After his escape he'd lived as a cougar, hiding during the day and stealing food at night. He'd realized he had nowhere to go and no one to help him. He didn't know any other shifters, and he had been scared to search them out. But he couldn't live as a cougar in a place populated with humans. He'd scented the humans everywhere, and only constant vigilance had kept him from being discovered. He hadn't even known what city or state he had been in. Barely a week had passed when he'd scented a group of fox shifters. It had been night, and being hungry and wretched, Travis had approached them. They had been afraid at first, but once Travis shifted and lay helpless on the sidewalk, the fox shifters had helped him and nursed him back to health. One of them, the female alpha, Trixie, had asked questions but Travis never answered them. He'd stayed for a month, but Travis knew he couldn't live with them permanently. Revenge had never been far from his mind, and he had sensed that they would not go to war. And he needed an army, not a ragtag group of peaceful shifters, no matter how kind they were.

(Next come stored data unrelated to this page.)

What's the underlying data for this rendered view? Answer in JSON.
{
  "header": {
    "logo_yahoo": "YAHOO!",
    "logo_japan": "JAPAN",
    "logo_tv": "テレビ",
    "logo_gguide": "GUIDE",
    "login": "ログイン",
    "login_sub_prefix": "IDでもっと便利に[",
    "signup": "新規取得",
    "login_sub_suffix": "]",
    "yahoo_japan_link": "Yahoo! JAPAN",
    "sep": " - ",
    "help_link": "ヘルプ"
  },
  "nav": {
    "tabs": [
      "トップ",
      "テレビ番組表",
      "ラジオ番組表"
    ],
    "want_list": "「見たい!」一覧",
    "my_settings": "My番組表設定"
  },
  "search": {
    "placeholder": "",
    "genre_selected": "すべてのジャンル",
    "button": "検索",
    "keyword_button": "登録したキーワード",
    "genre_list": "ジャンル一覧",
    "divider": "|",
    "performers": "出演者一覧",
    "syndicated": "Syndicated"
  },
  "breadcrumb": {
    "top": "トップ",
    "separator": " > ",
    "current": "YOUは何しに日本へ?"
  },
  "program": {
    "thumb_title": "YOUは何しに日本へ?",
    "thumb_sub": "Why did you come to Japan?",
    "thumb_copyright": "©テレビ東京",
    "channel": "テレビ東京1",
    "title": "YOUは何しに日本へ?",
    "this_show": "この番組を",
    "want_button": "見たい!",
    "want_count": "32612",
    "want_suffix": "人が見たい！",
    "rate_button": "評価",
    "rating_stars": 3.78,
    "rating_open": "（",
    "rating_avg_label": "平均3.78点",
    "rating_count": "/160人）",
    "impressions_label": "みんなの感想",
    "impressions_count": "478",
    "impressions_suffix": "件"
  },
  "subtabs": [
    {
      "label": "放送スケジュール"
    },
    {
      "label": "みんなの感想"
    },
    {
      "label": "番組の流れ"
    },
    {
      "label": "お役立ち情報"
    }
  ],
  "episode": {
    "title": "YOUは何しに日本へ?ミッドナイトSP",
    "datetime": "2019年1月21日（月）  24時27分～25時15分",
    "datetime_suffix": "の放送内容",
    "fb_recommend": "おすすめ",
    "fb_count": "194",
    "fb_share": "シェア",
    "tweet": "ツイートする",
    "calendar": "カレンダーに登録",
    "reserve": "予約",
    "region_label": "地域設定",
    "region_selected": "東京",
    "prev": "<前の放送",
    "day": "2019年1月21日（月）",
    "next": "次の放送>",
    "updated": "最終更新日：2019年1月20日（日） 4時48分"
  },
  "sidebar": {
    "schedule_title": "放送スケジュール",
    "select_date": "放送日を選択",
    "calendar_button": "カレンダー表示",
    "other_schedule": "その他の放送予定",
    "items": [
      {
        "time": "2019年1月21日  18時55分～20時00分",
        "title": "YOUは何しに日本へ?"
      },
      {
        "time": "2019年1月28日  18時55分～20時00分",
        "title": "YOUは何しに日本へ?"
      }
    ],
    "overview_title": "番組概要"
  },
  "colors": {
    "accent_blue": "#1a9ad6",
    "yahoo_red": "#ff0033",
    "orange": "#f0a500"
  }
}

There was only one place where he would find that army and where he would feel some ounce of safety. A place where he might find a home.

Haven.

A town made up of shifters, the location hidden, even from most shifters. And those in the know didn't tell just anyone. But his parents had known, and they had told him. He now had a long journey ahead of him. Alone. A journey to Montana.

While part of him felt like a coward and hated himself because he felt he was running away, the other part knew it was the only logical action to take. He had no advantage over the shifter-haters, and he was vulnerable without his sight. Before he could take them on, he had to learn how to live without that vital tool.

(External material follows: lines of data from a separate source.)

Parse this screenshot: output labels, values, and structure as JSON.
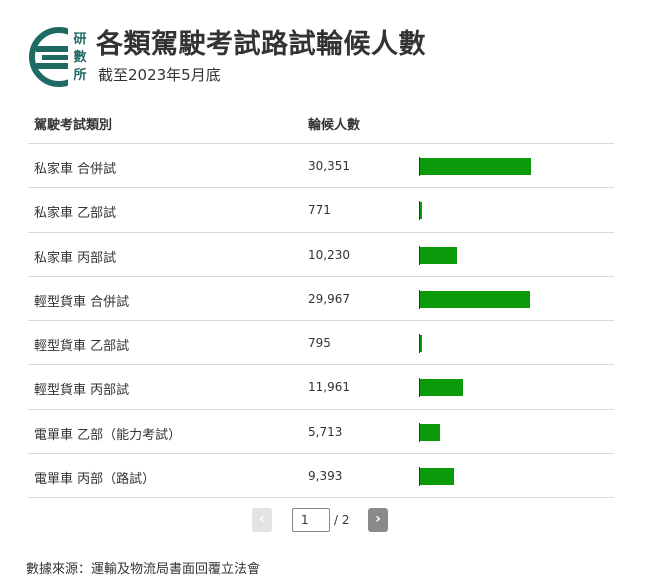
{
  "header": {
    "logo_text": [
      "研",
      "數",
      "所"
    ],
    "title": "各類駕駛考試路試輪候人數",
    "subtitle": "截至2023年5月底"
  },
  "colors": {
    "bar": "#0a9a0a",
    "logo": "#1f6b63"
  },
  "table": {
    "col_type": "駕駛考試類別",
    "col_count": "輪候人數"
  },
  "chart_data": {
    "type": "bar",
    "categories": [
      "私家車 合併試",
      "私家車 乙部試",
      "私家車 丙部試",
      "輕型貨車 合併試",
      "輕型貨車 乙部試",
      "輕型貨車 丙部試",
      "電單車 乙部（能力考試）",
      "電單車 丙部（路試）"
    ],
    "values": [
      30351,
      771,
      10230,
      29967,
      795,
      11961,
      5713,
      9393
    ],
    "value_labels": [
      "30,351",
      "771",
      "10,230",
      "29,967",
      "795",
      "11,961",
      "5,713",
      "9,393"
    ],
    "title": "各類駕駛考試路試輪候人數",
    "xlabel": "駕駛考試類別",
    "ylabel": "輪候人數",
    "max": 30351
  },
  "pager": {
    "prev": "‹",
    "next": "›",
    "current": "1",
    "total": "/ 2"
  },
  "source": "數據來源：運輸及物流局書面回覆立法會"
}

His parents also would have wanted him to go there. They always told their children about the town of Haven and that if anything ever happened to them, the children were to go there. Travis considered this their dying wish.

Travis's throat closed and he dug his fingernails into the palm of his other hand, trying to stop the tears that burned his destroyed eyes. He'd already shed tears for his family, and no amount of crying would help him or bring them back, Tears were an indulgence he could not afford; they were useless and made him weak.

Travis was on his own, and he could only pray that perhaps, someday, he would get justice for his family.